Outre la lâcheté d’une telle frappe, qui faisait soudain ressembler Donald Trump à son prédécesseur honni, Barack Obama, connu pour son goût des assassinats de civils ou de militaires par drone interposé, on peut dire, avec le recul, que la mort de Soleimani n’a pas eu l’impact attendu par les Américains. On frappe à la tête pour désorganiser l’ennemi, le sidérer, voire le forcer à se rendre.

En l’occurrence, il s’est passé le contraire. La détermination de ce qu’on appelle l’Axe de la Résistance (Iran, Syrie, milices chiites en Iraq, Hezbollah au Liban, Ansarullah au Yémen) en est sortie renforcée.

«Un, deux, trois Soleimani !»

En 1968, les étudiants du monde manifestaient en réclamant que les «Vietnam» se multiplient pour mettre en échec l’impérialisme américain. Aujourd’hui, beaucoup sont devenus des bourgeois ventripotents qui soutiennent l’impérialisme américain version «néocon». Mais dans les manifestations en défense des Palestiniens, on aurait toutes les raisons de scander : «Un, deux, trois Soleimani !» ? Ce ne serait plus un vœu.

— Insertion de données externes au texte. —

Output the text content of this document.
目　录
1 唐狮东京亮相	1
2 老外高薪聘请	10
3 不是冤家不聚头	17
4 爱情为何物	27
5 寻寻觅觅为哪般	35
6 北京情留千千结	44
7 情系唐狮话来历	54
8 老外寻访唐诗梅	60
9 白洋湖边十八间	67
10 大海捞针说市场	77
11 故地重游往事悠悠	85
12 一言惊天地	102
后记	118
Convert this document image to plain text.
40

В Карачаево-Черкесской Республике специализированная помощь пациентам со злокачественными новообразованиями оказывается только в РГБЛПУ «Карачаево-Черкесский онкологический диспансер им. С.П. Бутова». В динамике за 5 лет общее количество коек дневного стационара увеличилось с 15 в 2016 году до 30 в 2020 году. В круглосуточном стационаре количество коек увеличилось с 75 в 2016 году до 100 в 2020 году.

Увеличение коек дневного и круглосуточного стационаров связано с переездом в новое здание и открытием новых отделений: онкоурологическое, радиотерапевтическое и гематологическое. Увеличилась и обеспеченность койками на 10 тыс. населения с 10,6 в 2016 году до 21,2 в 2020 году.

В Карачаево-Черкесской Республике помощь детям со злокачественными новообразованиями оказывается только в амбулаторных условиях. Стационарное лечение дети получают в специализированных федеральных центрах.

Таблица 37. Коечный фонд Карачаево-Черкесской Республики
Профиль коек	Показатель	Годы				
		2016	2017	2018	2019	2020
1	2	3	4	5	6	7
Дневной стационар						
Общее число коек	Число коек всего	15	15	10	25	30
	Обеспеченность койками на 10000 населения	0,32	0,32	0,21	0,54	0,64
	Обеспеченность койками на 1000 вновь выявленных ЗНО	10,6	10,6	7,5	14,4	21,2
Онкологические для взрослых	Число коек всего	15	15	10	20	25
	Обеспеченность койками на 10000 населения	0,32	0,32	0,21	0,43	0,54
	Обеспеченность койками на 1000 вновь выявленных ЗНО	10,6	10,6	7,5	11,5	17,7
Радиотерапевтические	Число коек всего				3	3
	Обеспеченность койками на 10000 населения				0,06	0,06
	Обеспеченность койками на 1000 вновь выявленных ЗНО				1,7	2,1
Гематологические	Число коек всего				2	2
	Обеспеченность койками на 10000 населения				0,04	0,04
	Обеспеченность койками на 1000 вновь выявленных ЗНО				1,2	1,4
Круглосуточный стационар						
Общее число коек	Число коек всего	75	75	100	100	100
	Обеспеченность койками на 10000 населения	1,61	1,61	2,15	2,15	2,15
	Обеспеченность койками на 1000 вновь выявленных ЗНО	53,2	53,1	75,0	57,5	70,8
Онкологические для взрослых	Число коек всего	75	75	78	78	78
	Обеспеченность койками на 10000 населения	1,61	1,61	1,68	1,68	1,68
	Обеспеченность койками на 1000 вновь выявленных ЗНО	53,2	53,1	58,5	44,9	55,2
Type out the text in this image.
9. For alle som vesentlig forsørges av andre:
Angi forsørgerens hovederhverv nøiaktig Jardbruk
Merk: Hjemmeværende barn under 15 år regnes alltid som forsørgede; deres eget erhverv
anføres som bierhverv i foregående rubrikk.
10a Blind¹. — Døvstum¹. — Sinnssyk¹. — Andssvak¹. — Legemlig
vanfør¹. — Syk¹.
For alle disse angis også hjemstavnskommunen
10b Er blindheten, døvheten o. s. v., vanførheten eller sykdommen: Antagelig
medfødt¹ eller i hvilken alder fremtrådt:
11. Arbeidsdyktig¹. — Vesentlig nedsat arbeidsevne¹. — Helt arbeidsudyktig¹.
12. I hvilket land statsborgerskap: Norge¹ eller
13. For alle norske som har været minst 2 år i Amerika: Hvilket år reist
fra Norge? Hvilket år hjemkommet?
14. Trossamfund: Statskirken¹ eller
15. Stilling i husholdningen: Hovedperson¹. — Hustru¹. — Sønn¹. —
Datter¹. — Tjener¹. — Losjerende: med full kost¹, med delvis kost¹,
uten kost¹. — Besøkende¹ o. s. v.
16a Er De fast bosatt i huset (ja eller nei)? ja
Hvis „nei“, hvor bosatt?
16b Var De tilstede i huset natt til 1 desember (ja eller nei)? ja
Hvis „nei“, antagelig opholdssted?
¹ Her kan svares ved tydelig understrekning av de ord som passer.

Mais une réalité.

Les assassinats que vient de perpétrer Israël, à quelques mois d’intervalle – Sayyed Razi Mousavi, à Damas le jour de Noël 2023 ; Saleh El-Arouri à Beyrouth le 2 janvier 2024 ; le général Mohammad Reza Zahedi et plusieurs de ses adjoints le 1er avril lors du bombardement du consulat d’Iran à Damas – ressemblent à s’y méprendre à celui de Soleimani. Non seulement dans les formes mais à cause des cibles visées. L’Iranien Mousavi était un collaborateur de Soleimani. Et Saled El-Arouri est représentatif des résistants palestiniens formés par le général. Zahedi était son successeur à la tête du CGRI.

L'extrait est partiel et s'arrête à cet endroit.